70年以上前に放棄された仏軍戦車、ベトナム軍事歴史博物館で展示

2026/06/06 09:14 JST配信

 ハノイ市にあるベトナム軍事歴史博物館はこのほど、70年以上前の「ホアビン作戦」でベトナム軍と人民が戦利品として獲得したフランス軍の「M5軽戦車(スチュアート)」の受領式を開催した。

(C) tienphong
(C) tienphong

 「ホアビン作戦」は、1951年12月10日から1952年2月25日にかけて行われた、フランスのホアビン占領に対するベトナム独立同盟会(ベトミン)の反抗作戦だ。
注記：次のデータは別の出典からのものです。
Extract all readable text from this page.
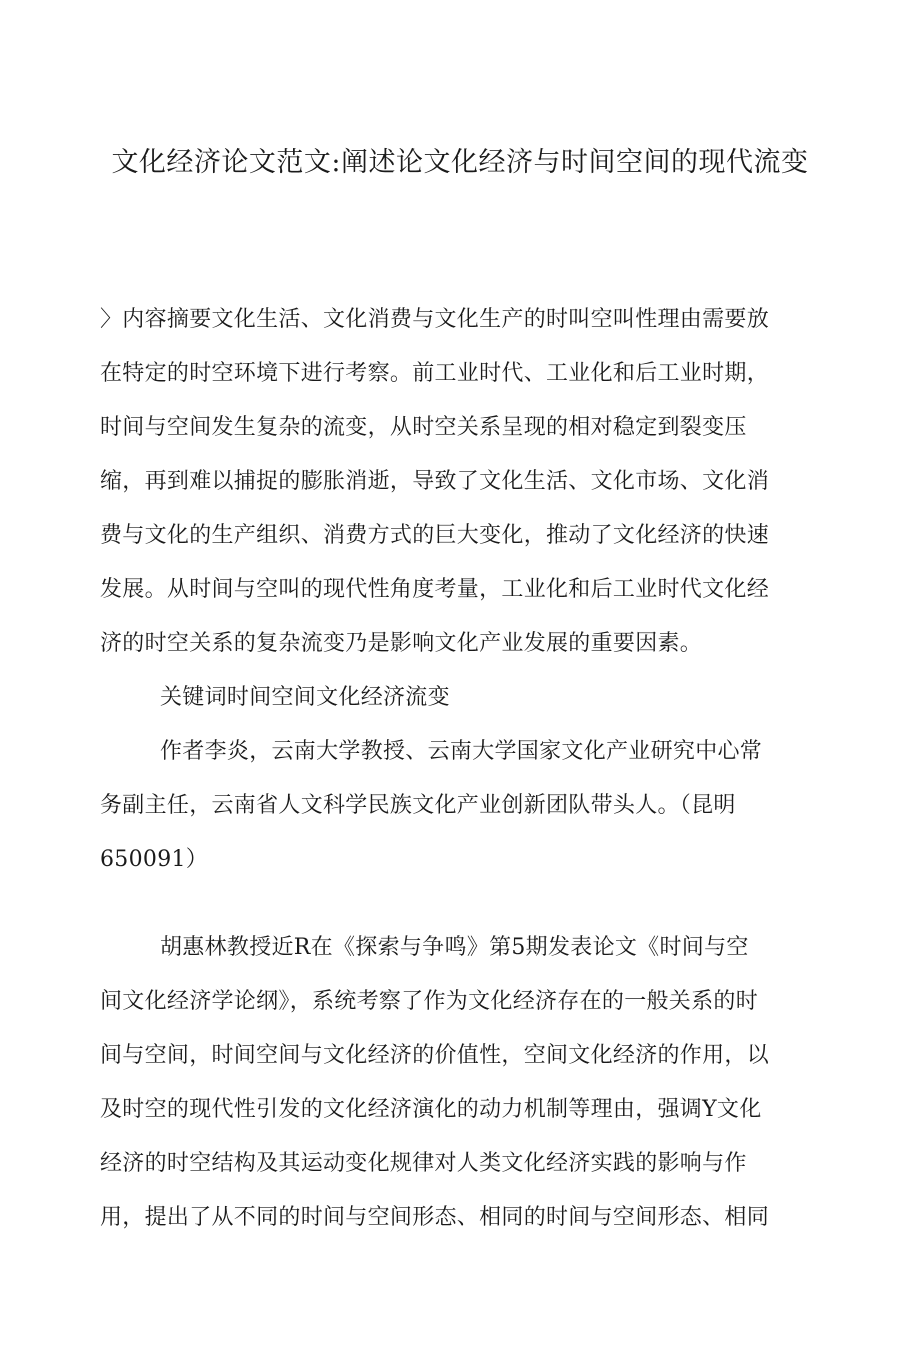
文化经济论文范文:阐述论文化经济与时间空间的现代流变
〉内容摘要文化生活、文化消费与文化生产的时叫空叫性理由需要放
在特定的时空环境下进行考察。前工业时代、工业化和后工业时期，
时间与空间发生复杂的流变，从时空关系呈现的相对稳定到裂变压
缩，再到难以捕捉的膨胀消逝，导致了文化生活、文化市场、文化消
费与文化的生产组织、消费方式的巨大变化，推动了文化经济的快速
发展。从时间与空叫的现代性角度考量，工业化和后工业时代文化经
济的时空关系的复杂流变乃是影响文化产业发展的重要因素。
关键词时间空间文化经济流变
作者李炎，云南大学教授、云南大学国家文化产业研究中心常
务副主任，云南省人文科学民族文化产业创新团队带头人。（昆明
650091）
胡惠林教授近R在《探索与争鸣》第5期发表论文《时间与空
间文化经济学论纲》，系统考察了作为文化经济存在的一般关系的时
间与空间，时间空间与文化经济的价值性，空间文化经济的作用，以
及时空的现代性引发的文化经济演化的动力机制等理由，强调Y文化
经济的时空结构及其运动变化规律对人类文化经济实践的影响与作
用，提出了从不同的时间与空间形态、相同的时间与空间形态、相同
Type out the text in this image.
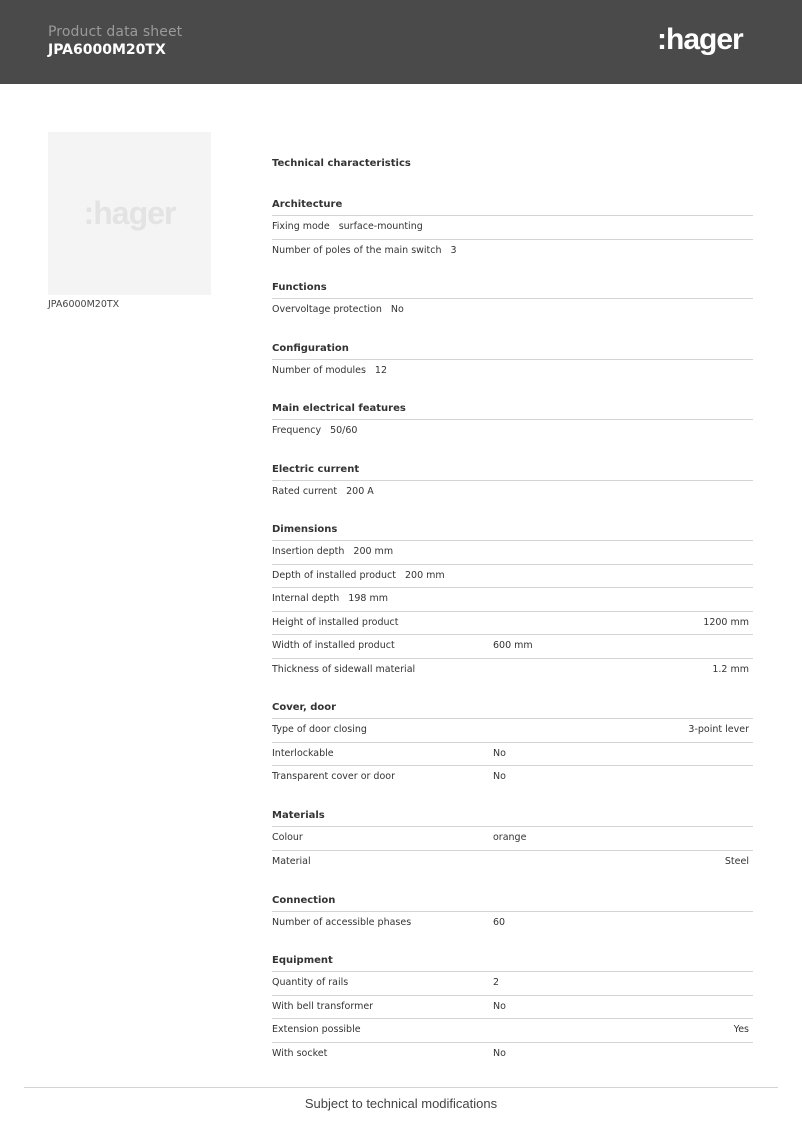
Product data sheet
JPA6000M20TX	:hager
:hager
JPA6000M20TX
Technical characteristics
Architecture
Fixing mode surface-mounting
Number of poles of the main switch 3
Functions
Overvoltage protection No
Configuration
Number of modules 12
Main electrical features
Frequency 50/60
Electric current
Rated current 200 A
Dimensions
Insertion depth 200 mm
Depth of installed product 200 mm
Internal depth 198 mm
Height of installed product	1200 mm
Width of installed product	600 mm
Thickness of sidewall material	1.2 mm
Cover, door
Type of door closing	3-point lever
Interlockable	No
Transparent cover or door	No
Materials
Colour	orange
Material	Steel
Connection
Number of accessible phases	60
Equipment
Quantity of rails	2
With bell transformer	No
Extension possible	Yes
With socket	No
Subject to technical modifications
 この戦車は、現在の北部地方フート省での「トゥーブーの戦い」でベトナム軍によって撃破され、河川敷に放棄されたフランス軍の戦車2両のうちの1両だ。

 2005年5月、旧ハタイ省バービー郡の住民の船がソンハー村落(thon Son Ha)付近のダー川(song Da)を航行していた際に障害物に衝突したことで発見された。残る1両はトゥーブー戦勝記念碑に展示されている。

 戦車は引き揚げ後、旧ハタイ省文化情報センターでの展示を経て、同省のハノイ市への合併に伴いハノイ博物館へ移管され、2010年より屋外展示された。その後、旧バービー郡(現在のハノイ市クアンオアイ村)人民委員会へ引き渡され、現地で展示されていたが、歴史的遺物の有効活用のためにベトナム軍事歴史博物館で長期展示されることとなった。

 同戦車は米国で製造され、1942年から1944年にかけてフランスへ供与された。上部に操縦室と砲身を備え、車体は中空の長方形構造となっている。下部には4つの固定連結車輪を有する履帯が装備されている。

 ハノイ市タンロン大通り沿いにあるベトナム軍事歴史博物館は、2024年11月1日に開館した。同館は15万点以上の展示物を保管しており、戦闘機「MiG-21」2機(機体番号4324、5121)、戦車「T54B」(車体番号843)、「ホーチミン作戦の戦闘決意地図」といった4つの国宝も含まれる。